With niche brands such as Sandra Mansour (RTW), Adriana Degreas (swimwear), Emm Kuo NY(mother-of-pearl clutches), Milena & Sonia Trapasso (jewelry) and Magnetic Midnight (embellished headpieces) in tow, Viola set off to connect with potential like-minded clients eager to participate in immersive destination centric experiences. The project even translated to potential customers and venue staff acting as models on the spot social media shoots promoting the brands. The publicist billed the event to participants as a sales opportunity but also exposure and promotion of their brand in these locales.
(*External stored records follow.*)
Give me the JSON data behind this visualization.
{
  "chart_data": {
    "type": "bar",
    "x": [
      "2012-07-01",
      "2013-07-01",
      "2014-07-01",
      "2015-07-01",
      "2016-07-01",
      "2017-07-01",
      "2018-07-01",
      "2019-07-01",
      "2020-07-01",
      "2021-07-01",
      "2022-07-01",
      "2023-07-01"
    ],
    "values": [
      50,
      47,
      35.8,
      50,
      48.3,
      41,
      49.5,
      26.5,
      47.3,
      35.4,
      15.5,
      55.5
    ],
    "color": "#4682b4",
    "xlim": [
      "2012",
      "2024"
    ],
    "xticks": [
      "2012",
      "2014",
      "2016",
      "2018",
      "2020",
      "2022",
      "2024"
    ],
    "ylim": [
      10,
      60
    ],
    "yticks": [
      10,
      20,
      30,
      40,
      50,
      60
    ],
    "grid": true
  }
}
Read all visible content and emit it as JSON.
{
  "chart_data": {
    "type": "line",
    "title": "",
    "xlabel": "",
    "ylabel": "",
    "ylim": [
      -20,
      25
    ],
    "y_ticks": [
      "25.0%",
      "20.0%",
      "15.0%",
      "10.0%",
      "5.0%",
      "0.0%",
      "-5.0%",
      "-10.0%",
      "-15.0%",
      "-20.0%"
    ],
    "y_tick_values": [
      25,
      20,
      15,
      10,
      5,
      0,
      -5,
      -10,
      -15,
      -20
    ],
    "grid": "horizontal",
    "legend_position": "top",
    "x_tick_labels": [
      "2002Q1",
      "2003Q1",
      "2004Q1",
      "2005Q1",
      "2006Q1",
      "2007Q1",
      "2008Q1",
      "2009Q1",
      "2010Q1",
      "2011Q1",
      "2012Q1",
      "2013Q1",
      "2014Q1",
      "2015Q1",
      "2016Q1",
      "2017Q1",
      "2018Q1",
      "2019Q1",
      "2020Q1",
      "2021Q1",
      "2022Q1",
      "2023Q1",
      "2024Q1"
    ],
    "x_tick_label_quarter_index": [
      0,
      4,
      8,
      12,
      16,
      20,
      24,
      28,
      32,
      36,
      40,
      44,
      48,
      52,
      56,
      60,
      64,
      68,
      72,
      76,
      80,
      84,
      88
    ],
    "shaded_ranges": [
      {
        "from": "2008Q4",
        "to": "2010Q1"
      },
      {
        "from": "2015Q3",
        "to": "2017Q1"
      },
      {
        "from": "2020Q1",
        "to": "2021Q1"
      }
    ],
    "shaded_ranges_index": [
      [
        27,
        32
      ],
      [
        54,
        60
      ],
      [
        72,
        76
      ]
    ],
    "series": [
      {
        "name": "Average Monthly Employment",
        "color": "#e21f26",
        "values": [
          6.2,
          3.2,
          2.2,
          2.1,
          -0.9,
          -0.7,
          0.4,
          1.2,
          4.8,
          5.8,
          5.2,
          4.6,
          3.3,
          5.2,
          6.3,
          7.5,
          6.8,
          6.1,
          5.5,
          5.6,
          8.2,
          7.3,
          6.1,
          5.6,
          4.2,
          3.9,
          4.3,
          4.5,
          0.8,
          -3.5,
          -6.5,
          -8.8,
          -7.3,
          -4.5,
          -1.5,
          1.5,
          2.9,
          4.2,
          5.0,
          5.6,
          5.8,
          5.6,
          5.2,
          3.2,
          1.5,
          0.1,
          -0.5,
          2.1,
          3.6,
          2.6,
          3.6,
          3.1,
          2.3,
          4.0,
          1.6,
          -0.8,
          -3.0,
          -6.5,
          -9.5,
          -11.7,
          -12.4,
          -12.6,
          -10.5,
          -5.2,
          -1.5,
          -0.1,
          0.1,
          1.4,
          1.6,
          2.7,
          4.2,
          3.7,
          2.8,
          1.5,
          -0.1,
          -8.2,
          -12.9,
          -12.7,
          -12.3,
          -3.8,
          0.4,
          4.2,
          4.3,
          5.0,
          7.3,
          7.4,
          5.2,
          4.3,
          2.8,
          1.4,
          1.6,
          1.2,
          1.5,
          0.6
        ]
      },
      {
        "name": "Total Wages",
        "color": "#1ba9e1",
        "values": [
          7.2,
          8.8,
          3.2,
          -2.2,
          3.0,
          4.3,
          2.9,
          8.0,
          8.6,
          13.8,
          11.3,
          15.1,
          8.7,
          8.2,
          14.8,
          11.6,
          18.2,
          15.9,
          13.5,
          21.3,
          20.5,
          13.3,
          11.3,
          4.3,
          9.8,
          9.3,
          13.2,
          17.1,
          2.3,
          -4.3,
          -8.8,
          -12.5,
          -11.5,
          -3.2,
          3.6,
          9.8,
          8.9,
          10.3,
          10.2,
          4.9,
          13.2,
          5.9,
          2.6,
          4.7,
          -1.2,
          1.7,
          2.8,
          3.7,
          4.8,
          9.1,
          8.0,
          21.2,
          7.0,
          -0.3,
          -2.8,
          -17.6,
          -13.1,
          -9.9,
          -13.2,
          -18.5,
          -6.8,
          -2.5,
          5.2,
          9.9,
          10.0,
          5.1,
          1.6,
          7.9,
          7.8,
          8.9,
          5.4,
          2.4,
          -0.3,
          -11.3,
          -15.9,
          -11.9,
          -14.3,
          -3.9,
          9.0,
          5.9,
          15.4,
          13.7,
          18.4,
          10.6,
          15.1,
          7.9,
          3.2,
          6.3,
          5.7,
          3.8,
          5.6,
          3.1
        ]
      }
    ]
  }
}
Kicking off in Cabane Bambou, a beach club in St. Tropez, the Follow the Sun showcase of glam beachwear and apropos accessories was displayed in a setting designed by David Bitton. Viola met the French architect via her street’s balconies as she organized a socially distanced terrace concert among neighbors during lockdown. Bitton created the pop-ups bamboo and wicker furniture styling, store signage, and unique vases on display and for sale.

Next up, Nikki Beach Beach Club on the Italian Costa Smeralda. The Miami Beach-founded upscale venue is accessible via ferry boat that lands reservation-only guests to the non-stop day party fueled by DJ Gabriele Fernandez. A good friend of Viola’s, the DJ paired her with Nikki Beach Costa Smeralda marketing director, and a partnership hatched. While her St. Tropez event lasted two days, at Nikki Beach, the event lasted from August 3 to the 16, encompassing the Ferragosto holiday weekend.

Viola noted that except for a few die-hard travelers, all clients had been local. “The French stayed in France; Italians in Italy. We didn’t expect the banned countries, of course,” she said, “but you can either persist or wait for things to change. The pop-up was a way to show their audience that these brands are alive and continuing to do business.”

While these brands focused on temporary locations, some chose to permanently put down roots in vacation hotspots. Aquazurra opened its first boutique in Capri, where founder Edgardo Osorio says the brand began as the name derived from the color of the sea surrounding the Italian island. The brands’ 11th store, Capri is the most holiday-centric, usually appealing to international tourists. Osorio said while typically they are the island’s lifeline, this year is different. “It’s nice to see Europeans and Italians all over the island again, it feels like the Sixties in a good way,” he said, noting even with the Covid-19 imposed restrictions, the island remains a top yacht and luxury tourism spot. 

Laure Heriard-Debreuil opened her eighth outpost of The Webster – a niche luxury boutique founded in 2009 in Miami Beach – stateside at Rosewood Miramar Beach resort in Montecito, California, a sophisticated and idyllic coastal retreat. The French-born retailer moved to the West Coast last year and opened two stores during the COVID-19 crisis, which didn’t rattle Heriard-Debreuil. Her first store opened on the heels of the 2008 financial crisis.

Heriard-Debreuil notes the clients at Montecito are mainly local – whether weekenders from LA and San Francisco, resort club members or day-trippers out for lunch and leisure – snapping up handbag and shoe best sellers from European brands like Fendi, Bottega Veneta and Saint Laurent. “Our clients still desire the experience we offer them. The Webster created a safe haven, a place to dream where time stops.”